Voters cast their ballots, and the candidates learned their fates. But on November 7, what happens to the people who lived for November 6? The people who for weeks, months, even years, toiled on political campaigns?
"There's at least some part of insanity that has to be part of it, I think, you can't choose to do it, you have to love it," said Chris Stadelman, the manager for Governor Tomblin's campaign. "You're passionate about politics and the person you are working for."
Meet Ward Wyatt and Chris Stadelman. They're both campaign managers. And even though they saw different outcomes on Election Day, both agree this life involves sacrifice.
"People gave up full-time jobs, and would travel 16 hours a day, seven days a week," Stadelman said. "That's the kind of sacrifice folks will make for such a great leader."
While Stadelman works in Charleston, his wife stays at home in Tucker County. He said everyone on a campaign team gives their all, with no guarantee of victory.
"You either run unopposed or you run scared, but you never know what's going to happen when you go into it," he said.
Wyatt knows the trade-off all too well.
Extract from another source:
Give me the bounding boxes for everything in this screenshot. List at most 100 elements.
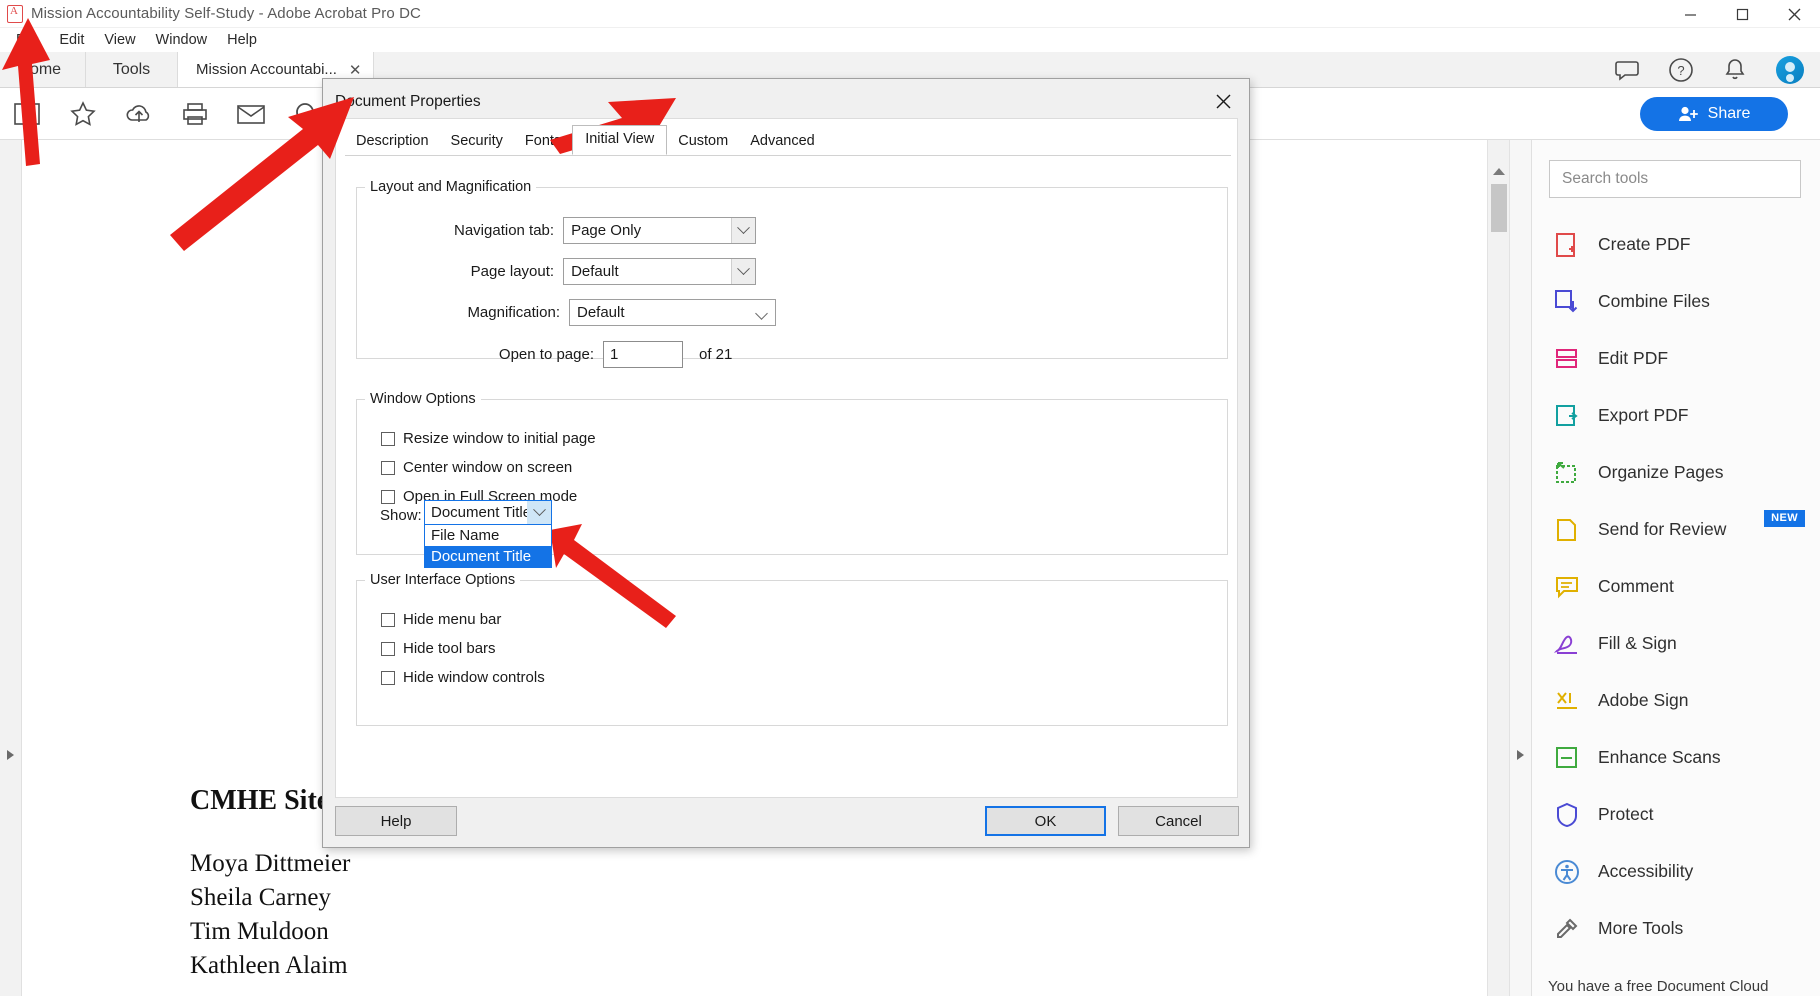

To take the job as Kent Leonhardt's manager, he moved from Texas, broke up with his girlfriend, and missed his friends' wedding.
Kent Leonhardt lost to Walt Helmick in the race for state agricultural commissioner.
"There's sacrifices," Wyatt said. "I'm 25 years old, I'm running my first statewide campaign. I'm willing to make those sacrifices."
But Leonhardt's defeat fails to deflate Wyatt's political aspirations.
"It's been exhausting, it's been exhilarating. It's been fulfilling, it's what I want to do with my life," Wyatt said.
As for Stadelman, you can take the manager out of the campaign, but you can't take the campaign out of the manager.
"You don't do it for the money, you don't do it for the politics, you do it for the person you're working for."
Stadelman will return to his public relations firm, The Manahan Group, based in Elkins.
Wyatt is looking at political jobs in West Virginia or Texas. Multiply their journeys by hundreds--and that's the blood, sweat, and tears, that go into every election year.